BURIEN – Two middle school cafeteria cashiers in the suburbs south of Seattle have been accused of stealing at least $34,900 from school breakfast and lunch sales.
Both have been fired and are under investigation by King County sheriff’s deputies and prosecutors, according to officials following a state audit of the Highline School District.
Auditors said the cafeteria cashiers at Cascade and Chinook middle schools misstated the number of meal purchases, but they also blamed school officials for inadequate monitoring of funds in the Child Nutrition Services Department.
The audit was ordered in January after school officials learned money was missing from the two cafeterias.
At Cascade, where auditors reported $23,185.79 missing, the primary cashier, a seven-year employee, admitted taking $5,249.22 from April 1 through Nov. 30 last year but denied responsibility for the rest of the funds.
At Chinook, a substitute cashier who refused to meet with investigators may have pocketed $15,164 by reporting 7,507 free- and reduced-price lunches that were actually purchased for the full price of $15,164, auditors said.
Mayor imposes hiring freeze: Mayor Paul Schell on Monday announced a hiring freeze and spending cuts in the face of weak tax revenues. The freeze covers all positions except uniformed police officers and firefighters. Schell said he was asking city departments to cut spending by $3 million by the end of the year. Sales tax growth for June was down 7.5 percent from June 2000, data released last month shows. Revenue from the city’s business and occupation tax in July and August dropped 2.6 percent from the same period last year. Those declines represent a budget shortfall of as much as $1.5 million, Schell said.
Council overrides Schell’s toilet veto: The City Council ended a summer-long spat with Mayor Paul Schell on Monday by overriding his veto and voting to spend $6.4 million over the next decade on five public toilets. Council members say the self-cleaning toilets are needed for homeless people, tourists and convenience.
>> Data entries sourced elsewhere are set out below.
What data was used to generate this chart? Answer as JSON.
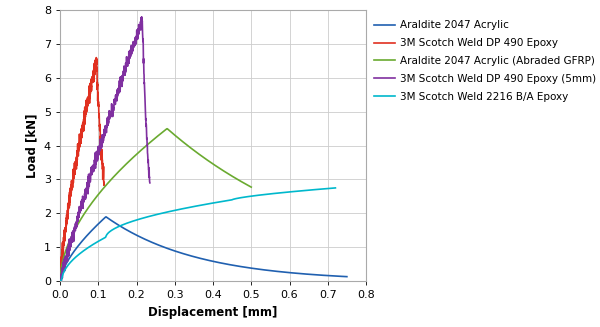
{
  "title": "",
  "xlabel": "Displacement [mm]",
  "ylabel": "Load [kN]",
  "xlim": [
    0,
    0.8
  ],
  "ylim": [
    0,
    8
  ],
  "xticks": [
    0.0,
    0.1,
    0.2,
    0.3,
    0.4,
    0.5,
    0.6,
    0.7,
    0.8
  ],
  "yticks": [
    0,
    1,
    2,
    3,
    4,
    5,
    6,
    7,
    8
  ],
  "series": [
    {
      "label": "Araldite 2047 Acrylic",
      "color": "#2060b0",
      "style": "solid"
    },
    {
      "label": "3M Scotch Weld DP 490 Epoxy",
      "color": "#e03020",
      "style": "solid"
    },
    {
      "label": "Araldite 2047 Acrylic (Abraded GFRP)",
      "color": "#6aaa30",
      "style": "solid"
    },
    {
      "label": "3M Scotch Weld DP 490 Epoxy (5mm)",
      "color": "#8030a0",
      "style": "solid"
    },
    {
      "label": "3M Scotch Weld 2216 B/A Epoxy",
      "color": "#00b8cc",
      "style": "solid"
    }
  ],
  "plot_bg": "#ffffff",
  "fig_bg": "#ffffff",
  "grid_color": "#cccccc",
  "legend_fontsize": 7.5,
  "axis_label_fontsize": 8.5,
  "tick_fontsize": 8
}
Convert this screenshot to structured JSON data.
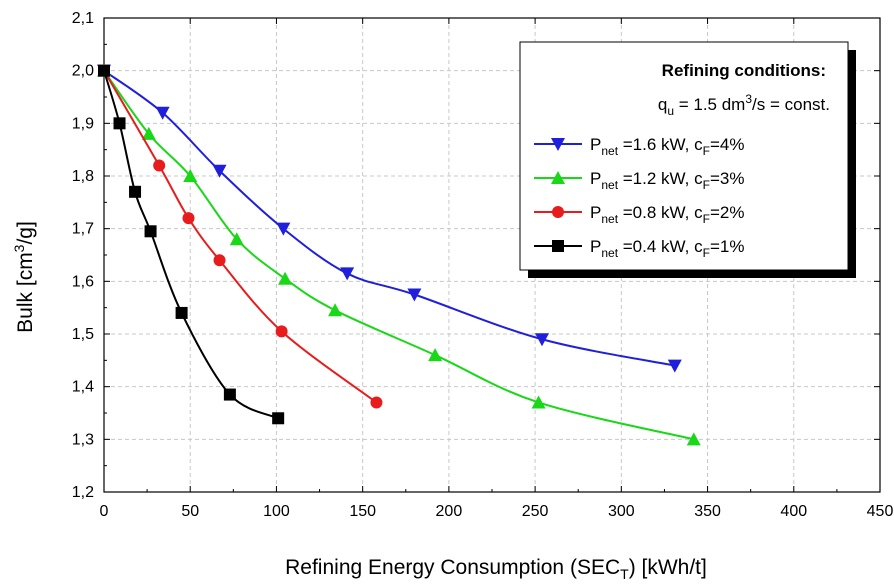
{
  "chart_data": {
    "type": "line",
    "xlabel": "Refining Energy Consumption (SEC",
    "xlabel_sub": "T",
    "xlabel_tail": ") [kWh/t]",
    "ylabel": "Bulk [cm",
    "ylabel_sup": "3",
    "ylabel_tail": "/g]",
    "xlim": [
      0,
      450
    ],
    "ylim": [
      1.2,
      2.1
    ],
    "x_ticks": [
      "0",
      "50",
      "100",
      "150",
      "200",
      "250",
      "300",
      "350",
      "400",
      "450"
    ],
    "y_ticks": [
      "1,2",
      "1,3",
      "1,4",
      "1,5",
      "1,6",
      "1,7",
      "1,8",
      "1,9",
      "2,0",
      "2,1"
    ],
    "grid": true,
    "legend_position": "top-right",
    "legend": {
      "title": "Refining conditions:",
      "condition": {
        "prefix": "q",
        "sub": "u",
        "mid": " = 1.5 dm",
        "sup": "3",
        "tail": "/s = const."
      }
    },
    "series": [
      {
        "name": "P_net =1.6 kW, c_F=4%",
        "label_main": "P",
        "label_sub1": "net",
        "label_mid": " =1.6 kW, c",
        "label_sub2": "F",
        "label_tail": "=4%",
        "color": "#1f1fdc",
        "marker": "triangle-down",
        "x": [
          0,
          34,
          67,
          104,
          141,
          180,
          254,
          331
        ],
        "y": [
          2.0,
          1.92,
          1.81,
          1.7,
          1.615,
          1.575,
          1.49,
          1.44
        ]
      },
      {
        "name": "P_net =1.2 kW, c_F=3%",
        "label_main": "P",
        "label_sub1": "net",
        "label_mid": " =1.2 kW, c",
        "label_sub2": "F",
        "label_tail": "=3%",
        "color": "#18d818",
        "marker": "triangle-up",
        "x": [
          0,
          26,
          50,
          77,
          105,
          134,
          192,
          252,
          342
        ],
        "y": [
          2.0,
          1.88,
          1.8,
          1.68,
          1.605,
          1.545,
          1.46,
          1.37,
          1.3
        ]
      },
      {
        "name": "P_net =0.8 kW, c_F=2%",
        "label_main": "P",
        "label_sub1": "net",
        "label_mid": " =0.8 kW, c",
        "label_sub2": "F",
        "label_tail": "=2%",
        "color": "#e81c1c",
        "marker": "circle",
        "x": [
          0,
          32,
          49,
          67,
          103,
          158
        ],
        "y": [
          2.0,
          1.82,
          1.72,
          1.64,
          1.505,
          1.37
        ]
      },
      {
        "name": "P_net =0.4 kW, c_F=1%",
        "label_main": "P",
        "label_sub1": "net",
        "label_mid": " =0.4 kW, c",
        "label_sub2": "F",
        "label_tail": "=1%",
        "color": "#000000",
        "marker": "square",
        "x": [
          0,
          9,
          18,
          27,
          45,
          73,
          101
        ],
        "y": [
          2.0,
          1.9,
          1.77,
          1.695,
          1.54,
          1.385,
          1.34
        ]
      }
    ]
  }
}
Schell maintains that the city could get the toilets for free by changing its sign ordinance to allow advertising on them, as well as on bus stations and kiosks. The toilets will be paid for by an annual surcharge of about $1.70 on residential water bills – not by the city’s general fund, which is where Schell has requested spending cuts.
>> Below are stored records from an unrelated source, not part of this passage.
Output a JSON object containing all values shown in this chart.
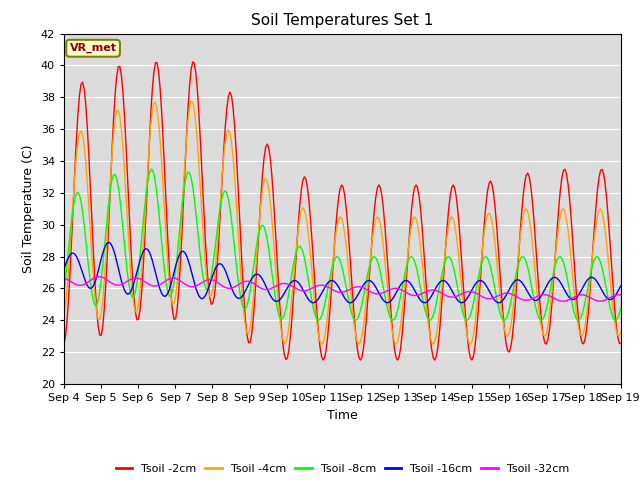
{
  "title": "Soil Temperatures Set 1",
  "xlabel": "Time",
  "ylabel": "Soil Temperature (C)",
  "ylim": [
    20,
    42
  ],
  "background_color": "#dcdcdc",
  "grid_color": "white",
  "vr_met_label": "VR_met",
  "legend_entries": [
    "Tsoil -2cm",
    "Tsoil -4cm",
    "Tsoil -8cm",
    "Tsoil -16cm",
    "Tsoil -32cm"
  ],
  "line_colors": [
    "red",
    "orange",
    "lime",
    "blue",
    "magenta"
  ],
  "xtick_labels": [
    "Sep 4",
    "Sep 5",
    "Sep 6",
    "Sep 7",
    "Sep 8",
    "Sep 9",
    "Sep 10",
    "Sep 11",
    "Sep 12",
    "Sep 13",
    "Sep 14",
    "Sep 15",
    "Sep 16",
    "Sep 17",
    "Sep 18",
    "Sep 19"
  ]
}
Woman drowns on Nisqually: A 46-year-old woman drowned while rafting on the Nisqually River with her husband, fire officials said. The Yelm couple began heading ashore through calm water about 5 p.m. Sunday but encountered a stronger current that caused the raft to hit a log and overturn, said Scott Snyder, assistant fire chief for Pierce County Fire District 17. The husband swam to shore, but his wife was unable to do so and lost her grip on the raft, Snyder said. She was found unconscious about a half-mile downstream and was pronounced dead soon afterward.
Woman killed: A Parkland woman was shot to death Monday and Pierce County sheriff’s deputies were searching for a 34-year-old former boyfriend. Neighbors who heard shots said they saw the man fleeing with a gun. Deputies had already been looking for the man since last month because of a domestic violence case involving the woman, identified by the Pierce County medical examiner as Stephanie Sheaffer, 26. She worked at Good Samaritan Hospital in Puyallup. The woman, a mother of three, was shot in the front yard of her grandmother’s house, where she was picking up a daughter for a doctor’s appointment, KIRO-TV reported.